LOS ANGELES (CNS) - Another four dozen coronavirus deaths were reported in Los Angeles County today as more businesses were permitted to reopen with restricted operations, but health officials again warned that more open businesses means more public interaction and the threat of spiking COVID- 19 case numbers.
Barbara Ferrer, director of the county Department of Public Health, also again stressed the lethal nature of the coronavirus, calling it vastly more deadly than the flu.
"Last year, 125 people died from influenza, and the year before, about 300 people died," Ferrer said. "On average, we lose about 250 lives to influenza every year, and you can understand why the mortality rate of COVID-19 is so worrisome, because it far exceeds what we're normally used to seeing with a virus or a communicable disease."
Ferrer reported 51 more deaths due to coronavirus Thursday, although four of those deaths were reported Wednesday afternoon by health officials in Long Beach and Pasadena. Long Beach on Thursday afternoon announced another two deaths.
The new deaths boosted the county's total to 1,711. About a month ago, COVID-19 was proclaimed the leading cause of death in Los Angeles County, topping the flu, lung disease and heart disease.

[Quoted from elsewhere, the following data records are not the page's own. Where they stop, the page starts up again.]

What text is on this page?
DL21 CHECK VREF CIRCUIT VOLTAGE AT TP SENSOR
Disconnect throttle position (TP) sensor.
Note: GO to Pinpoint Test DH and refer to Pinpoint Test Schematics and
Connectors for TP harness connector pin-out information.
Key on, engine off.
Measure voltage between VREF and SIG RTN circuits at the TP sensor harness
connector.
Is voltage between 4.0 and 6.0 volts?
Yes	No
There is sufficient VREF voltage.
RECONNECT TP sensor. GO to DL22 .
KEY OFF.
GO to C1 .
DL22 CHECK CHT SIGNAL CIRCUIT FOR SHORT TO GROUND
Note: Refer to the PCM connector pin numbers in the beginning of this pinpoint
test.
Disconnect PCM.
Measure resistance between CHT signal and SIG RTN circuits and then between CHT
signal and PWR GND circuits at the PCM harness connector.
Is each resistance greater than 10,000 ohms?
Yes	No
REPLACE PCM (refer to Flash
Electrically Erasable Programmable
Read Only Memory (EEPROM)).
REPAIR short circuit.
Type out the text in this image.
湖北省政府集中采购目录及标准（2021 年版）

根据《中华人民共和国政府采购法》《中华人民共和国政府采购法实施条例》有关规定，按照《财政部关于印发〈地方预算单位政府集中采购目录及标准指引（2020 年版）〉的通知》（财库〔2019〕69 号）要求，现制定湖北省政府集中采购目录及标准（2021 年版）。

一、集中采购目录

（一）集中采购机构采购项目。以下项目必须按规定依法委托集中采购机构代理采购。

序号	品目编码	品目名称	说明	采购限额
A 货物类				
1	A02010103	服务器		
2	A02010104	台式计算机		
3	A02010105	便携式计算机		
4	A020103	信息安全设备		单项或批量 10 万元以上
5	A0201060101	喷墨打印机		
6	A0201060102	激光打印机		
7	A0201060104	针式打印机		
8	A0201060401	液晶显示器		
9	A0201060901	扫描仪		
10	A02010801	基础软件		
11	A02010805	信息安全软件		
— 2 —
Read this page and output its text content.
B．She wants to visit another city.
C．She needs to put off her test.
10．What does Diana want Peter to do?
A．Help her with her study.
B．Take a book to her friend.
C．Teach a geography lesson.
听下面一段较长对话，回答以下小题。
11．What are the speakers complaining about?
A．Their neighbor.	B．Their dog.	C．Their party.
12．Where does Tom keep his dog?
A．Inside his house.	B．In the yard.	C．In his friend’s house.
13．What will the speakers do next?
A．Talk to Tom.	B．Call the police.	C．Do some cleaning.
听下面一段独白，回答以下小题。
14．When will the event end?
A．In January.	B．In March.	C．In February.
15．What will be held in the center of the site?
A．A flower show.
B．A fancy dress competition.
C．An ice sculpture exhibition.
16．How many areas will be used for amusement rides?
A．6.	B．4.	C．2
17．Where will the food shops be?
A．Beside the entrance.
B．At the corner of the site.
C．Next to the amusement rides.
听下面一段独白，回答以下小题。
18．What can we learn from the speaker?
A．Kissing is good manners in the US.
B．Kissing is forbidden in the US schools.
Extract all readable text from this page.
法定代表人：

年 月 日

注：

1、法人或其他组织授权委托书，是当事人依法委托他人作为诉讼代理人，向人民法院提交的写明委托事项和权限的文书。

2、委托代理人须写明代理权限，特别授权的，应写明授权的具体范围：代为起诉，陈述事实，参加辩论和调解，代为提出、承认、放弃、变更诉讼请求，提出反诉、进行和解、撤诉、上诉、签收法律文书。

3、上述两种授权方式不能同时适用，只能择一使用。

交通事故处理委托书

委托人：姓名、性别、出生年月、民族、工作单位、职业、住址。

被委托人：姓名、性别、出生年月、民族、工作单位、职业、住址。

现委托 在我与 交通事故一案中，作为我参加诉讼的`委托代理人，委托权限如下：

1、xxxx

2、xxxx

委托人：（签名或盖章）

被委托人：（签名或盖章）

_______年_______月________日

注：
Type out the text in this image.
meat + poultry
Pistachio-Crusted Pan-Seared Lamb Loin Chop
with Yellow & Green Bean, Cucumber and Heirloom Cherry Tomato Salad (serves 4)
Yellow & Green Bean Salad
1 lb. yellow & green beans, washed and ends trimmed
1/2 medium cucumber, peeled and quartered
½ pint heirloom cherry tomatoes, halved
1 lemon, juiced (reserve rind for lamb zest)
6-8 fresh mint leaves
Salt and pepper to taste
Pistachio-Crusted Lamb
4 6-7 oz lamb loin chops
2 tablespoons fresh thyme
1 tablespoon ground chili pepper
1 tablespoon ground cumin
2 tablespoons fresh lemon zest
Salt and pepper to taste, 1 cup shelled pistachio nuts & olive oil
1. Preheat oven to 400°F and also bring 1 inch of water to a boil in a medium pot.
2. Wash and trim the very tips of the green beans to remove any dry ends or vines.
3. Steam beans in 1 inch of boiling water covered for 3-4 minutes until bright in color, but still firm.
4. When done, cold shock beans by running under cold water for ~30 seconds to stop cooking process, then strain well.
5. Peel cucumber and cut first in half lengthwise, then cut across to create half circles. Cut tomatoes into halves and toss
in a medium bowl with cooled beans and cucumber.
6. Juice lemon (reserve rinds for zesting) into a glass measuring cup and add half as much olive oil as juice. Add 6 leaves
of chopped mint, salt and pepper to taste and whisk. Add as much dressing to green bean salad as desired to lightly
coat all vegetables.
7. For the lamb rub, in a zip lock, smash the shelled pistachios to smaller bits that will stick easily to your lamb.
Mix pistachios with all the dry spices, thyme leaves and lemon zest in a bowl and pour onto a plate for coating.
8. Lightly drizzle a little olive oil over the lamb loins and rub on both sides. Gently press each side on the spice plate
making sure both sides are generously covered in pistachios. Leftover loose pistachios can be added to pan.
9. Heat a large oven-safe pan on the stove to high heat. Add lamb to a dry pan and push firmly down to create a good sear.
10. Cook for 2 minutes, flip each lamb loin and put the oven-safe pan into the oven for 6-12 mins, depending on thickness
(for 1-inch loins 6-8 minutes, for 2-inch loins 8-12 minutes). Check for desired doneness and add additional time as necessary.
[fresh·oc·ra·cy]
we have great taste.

Ferrer also stressed that the coronavirus can be lethal to people of all age groups, particularly those with underlying health conditions. Of the people who have died in the county, 92% had underlying health conditions.
"Fully 40% of the people who have died are in fact 65 years of age or younger, which means that there are a lot of people with underlying health conditions in different age groups who ... become seriously ill from COVID-19 and also lose their lives, unfortunately," she said. "Now that many people will be out of their homes more as we're on our recovery journey, this means there's a likelihood more people can become infected, and that means more people can infect other people."
"So if you have a chronic health condition ... please take a moment to try to make sure that you will be able to continue to stay at home as much as possible."
Ferrer announced 925 new confirmed cases of the coronavirus, while Long Beach added another 63, lifting the overall county number to 35,392.
The number of people in the county who have died in institutional settings, primarily nursing homes, rose to 865 to now represent 51% of all deaths in the county.
The county on Wednesday announced a revised health order that allows all retail businesses in the county to reopen for curbside pickup only. Customers are not allowed to go into the businesses. Retailers located inside enclosed shopping malls are still barred from reopening.
Recreational facilities such as equestrian centers, tennis and pickleball courts and community gardens will reopen Friday, with restrictions including face coverings, social distancing and limits on visitors.
On Wednesday, Los Angeles Mayor Eric Garcetti announced that all residents are now required to wear a cloth face covering when outside the home.
The city of Santa Monica issued a similar order Wednesday.
Ferrer said the county's health order is similar, although it falls short of requiring residents to wear face coverings at all time. The county order mandates face coverings if residents are outside of the home and in contact with other people who are not members of their own household. They are also required at grocery stores and other retailers, and anywhere that other people are gathered.
"If you are walking completely by yourself, there's no one around you, you do not need to keep your mask on," she said.
But she said residents should have a mask with them at all times, in case they encounter others while out in public.
"Any time you're out and there are people around, whether it be at a trailhead or a parking lot or on a sidewalk, you will need to wear your cloth face covering," she said.
Dr. Christina Ghaly, the county's health services director, said the county's Safer At Home health order that requires business closures, social distancing, face coverings and staying at home as much as possible, has dramatically reduced the virus' impact, even though case and death numbers continue to rise.
"If everyone across Los Angeles County had not honored the Safer At Home health officer order, then we would be in the midst of a public health disaster the likes of which none of us would like to be experiencing, and that would be difficult to imagine," she said.
But she warned of the danger of rapidly reopening all businesses and attempting to return to "normal" life.
"If we simply go back to work and life as it was before, because so many of us across the county are still susceptible to COVID-19, then we will experience a rapid increase in cases, and that will require drastic action that none of us want to revisit. The better question is what we can do to get back to work and get back to our lives in ways that still protect our families and our community," Ghaly said.